Today was more of a shocker than usual. There is a new rule in the house. Apparently there were too many people pretending to do what they were not, paying the small pool fee, and then accidentally redirecting their feet towards the gym instead, of, as you will have guessed, much higher fee. Or to the sauna. There are cheaters everywhere, including at the pool. to wvoid such misdemeanour, and the financial difficulties this entails for the leisure centre, a new measure has been created, that of allocating each customer with a special band wrist of which colour is supposed to mean the physical activity you are buying out. My first wristband, this Sunday when I needed to burn out to get some emotional stability, was ready and was gently given to me, which I gently put in my wallet not realising the financial super-importance of the object. Today was different.
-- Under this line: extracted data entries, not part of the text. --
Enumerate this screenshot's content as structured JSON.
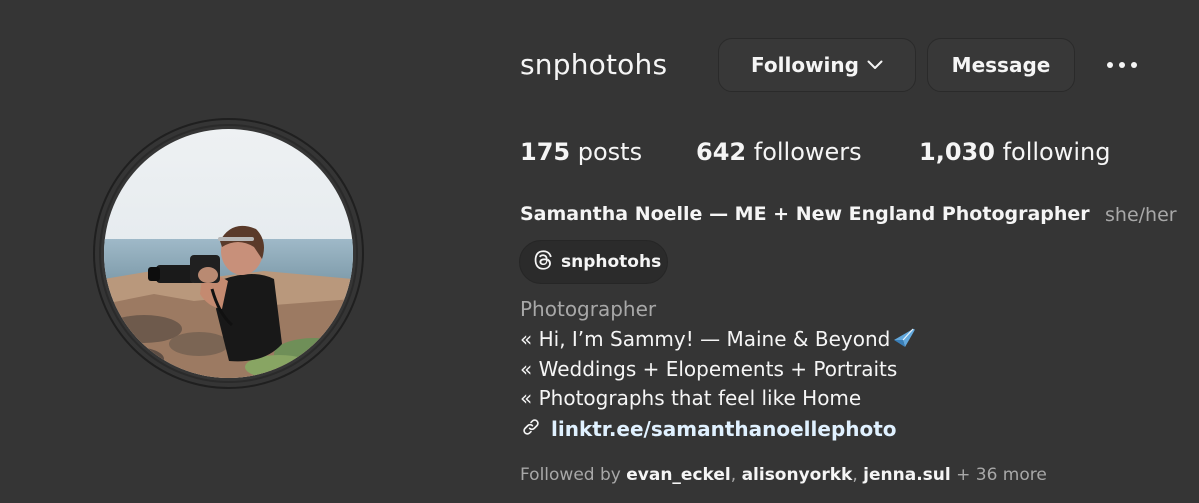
{
  "profile": {
    "username": "snphotohs",
    "following_button": "Following",
    "message_button": "Message",
    "stats": {
      "posts_count": "175",
      "posts_label": "posts",
      "followers_count": "642",
      "followers_label": "followers",
      "following_count": "1,030",
      "following_label": "following"
    },
    "full_name": "Samantha Noelle — ME + New England Photographer",
    "pronouns": "she/her",
    "threads_handle": "snphotohs",
    "category": "Photographer",
    "bio_lines": [
      "« Hi, I’m Sammy! — Maine & Beyond",
      "« Weddings + Elopements + Portraits",
      "« Photographs that feel like Home"
    ],
    "link": "linktr.ee/samanthanoellephoto",
    "followed_by": {
      "prefix": "Followed by",
      "users": [
        "evan_eckel",
        "alisonyorkk",
        "jenna.sul"
      ],
      "suffix": "+ 36 more"
    }
  },
  "icons": {
    "chevron": "chevron-down-icon",
    "more": "more-options-icon",
    "threads": "threads-icon",
    "link": "link-icon",
    "plane": "airplane-emoji"
  },
  "colors": {
    "background": "#353535",
    "button": "#383838",
    "text": "#f5f5f5",
    "muted": "#a8a8a8",
    "link": "#e0f1ff"
  }
}
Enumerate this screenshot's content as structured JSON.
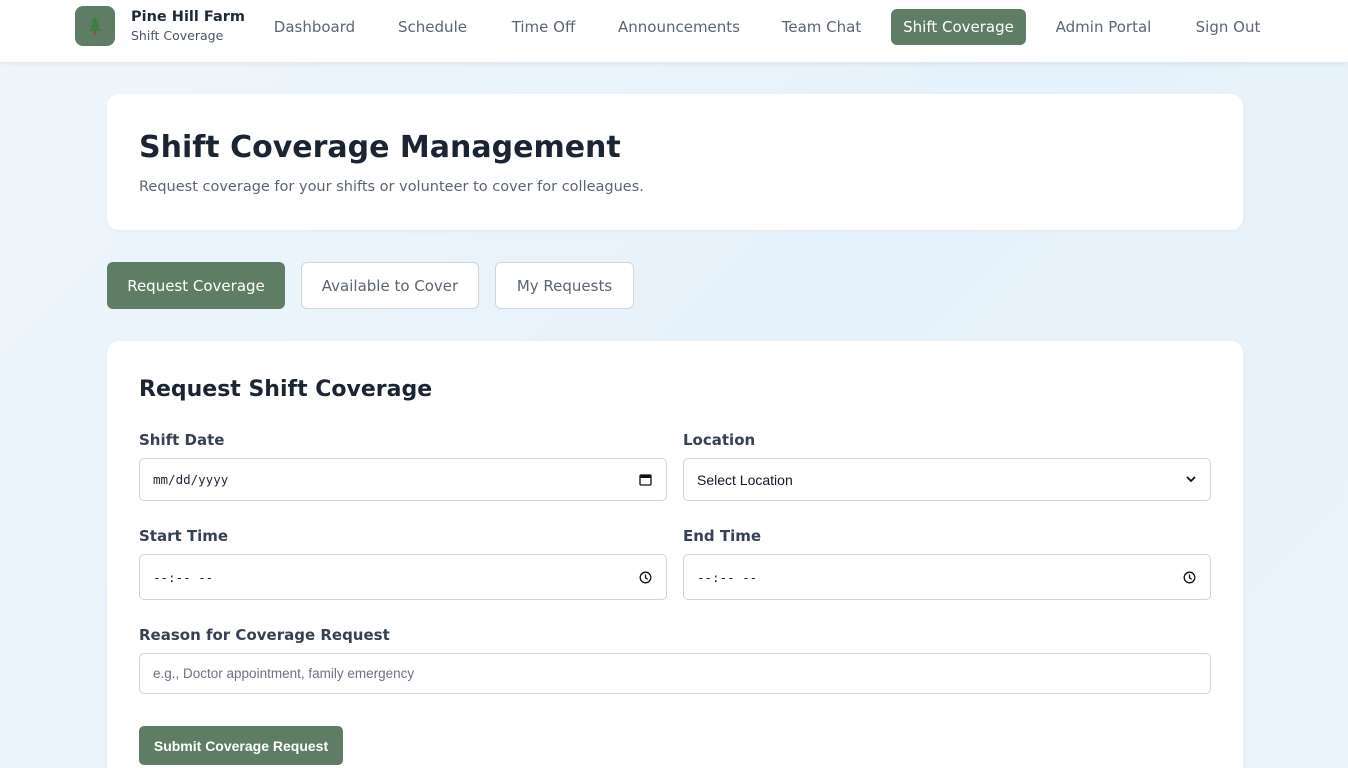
{
  "brand": {
    "logo_icon": "pine-tree-icon",
    "name": "Pine Hill Farm",
    "subtitle": "Shift Coverage"
  },
  "nav": {
    "items": [
      {
        "label": "Dashboard",
        "active": false
      },
      {
        "label": "Schedule",
        "active": false
      },
      {
        "label": "Time Off",
        "active": false
      },
      {
        "label": "Announcements",
        "active": false
      },
      {
        "label": "Team Chat",
        "active": false
      },
      {
        "label": "Shift Coverage",
        "active": true
      },
      {
        "label": "Admin Portal",
        "active": false
      },
      {
        "label": "Sign Out",
        "active": false
      }
    ]
  },
  "header": {
    "title": "Shift Coverage Management",
    "subtitle": "Request coverage for your shifts or volunteer to cover for colleagues."
  },
  "tabs": [
    {
      "label": "Request Coverage",
      "active": true
    },
    {
      "label": "Available to Cover",
      "active": false
    },
    {
      "label": "My Requests",
      "active": false
    }
  ],
  "form": {
    "title": "Request Shift Coverage",
    "shift_date": {
      "label": "Shift Date",
      "value": "mm/dd/yyyy",
      "icon": "calendar-icon"
    },
    "location": {
      "label": "Location",
      "selected": "Select Location",
      "icon": "chevron-down-icon"
    },
    "start_time": {
      "label": "Start Time",
      "value": "--:-- --",
      "icon": "clock-icon"
    },
    "end_time": {
      "label": "End Time",
      "value": "--:-- --",
      "icon": "clock-icon"
    },
    "reason": {
      "label": "Reason for Coverage Request",
      "placeholder": "e.g., Doctor appointment, family emergency"
    },
    "submit_label": "Submit Coverage Request"
  },
  "colors": {
    "accent": "#5f7d64",
    "background": "#eaf4fb",
    "text_dark": "#1b2433",
    "text_muted": "#5b6572"
  }
}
Before I could say a word the woman at the counter, who strongly reminded me not to go into the pool before 12 o'clock sharp, authoritatively put the bloody wristband around my wrist without asking, sealing it, and this irritates me a lot, at a length that made it some sort of loose bracelet dancing around my arm. So there I was with my bright yellow bracelet, which I ended up taking off while trying to adjust it to my too small wrist size. While swimming, again to calm down the emotional tempest that rages in me, I could not help but notice that we were all marked with such ungorgeous colourful bands, red for those coming out of the gym, yellow for those for a swim session only, blue for those going to the sauna, and could not help thinking about the kind of world this reflects, where we live to be categorised, cast into drawers, without access to each other unless we are rich enough to buy the white band that will cover to access all areas of our leisure centres and social world. Bands, if I am to believe my recent pool experience, are the new class system. As staff till registration numbers are in the restaurant where I work. Maybe I should not be so pessimistic, being unhealthy seems to be a common category that goes under all wristbands. In the same time, most of us at work know some of the managers's till numbers so that we can in fact manage ourselves, trusted.